Other than this snag, I'm very happy with using Girder4 for home automation. I'm using a Java cell phone with bluetooth to remote control all of my appliances through Girder. It's very nice to be rid of all the regular remotes on the living room table, leaving just the cell phone.

Unfortunately, people get a bit annoyed when the remote stops working because of this error. I would be very happy if someone could take a look at it.

Best regards,
Kjell Ronny Nilsen

Ron
March 16th, 2007, 07:42 PM
Hmmmm, I'll have to have a close look at this.

JohnHind
March 19th, 2007, 02:46 AM
Ron asked me to have a look at this as the author of this code.

First, thank you for an excellent problem report - the precision and attention to detail was worthy of Hari Seldon himself!

You are correct that the error handler for this callback (and one other similar one) should release the mutex - the attached version adds these, which should stop G2G blocking other Lua applications.

I have a hunch about what might cause the root problem and have made some changes to try to avoid this.

Could you please test this version, preferably keep "Show diagnostic messages" ticked so you can see if errors are still being trapped.

- John

kjellrni
March 19th, 2007, 07:46 AM
Thank you, Ron and John!

I feel deeply honored to be compared to Hari Seldon, the last great scientist of the First Empire! :-D Seriously though, as a fellow sw developer I know how important the accuracy and completeness of bug reports are.

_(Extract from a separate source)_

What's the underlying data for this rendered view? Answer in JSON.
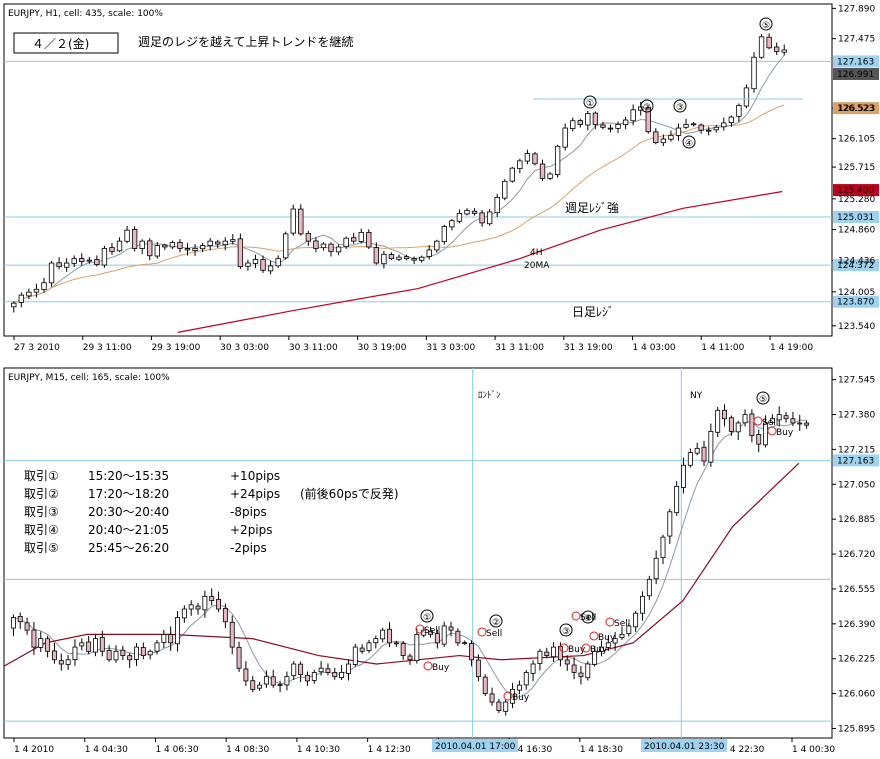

I'll replace Girder2Girder.lua on both computers and report back - hopefully in a few weeks, after I'm convinced the problem is gone!

KR

kjellrni
April 25th, 2007, 07:08 AM
It has now gone almost five weeks, and I can with joy say that the problem has not shown itself.

I have had Girder2Girder diagnostic messages enabled, and I have regularly checked the lua output. No error messages have shown up, regarding mutexes or anything else. Just regular debug info from G2G.

I'm pretty confident the problem is fixed, but to be absolutely sure I will keep checking the output for a few more weeks.

Thank you John and the rest of the Girder team for creating such a great product!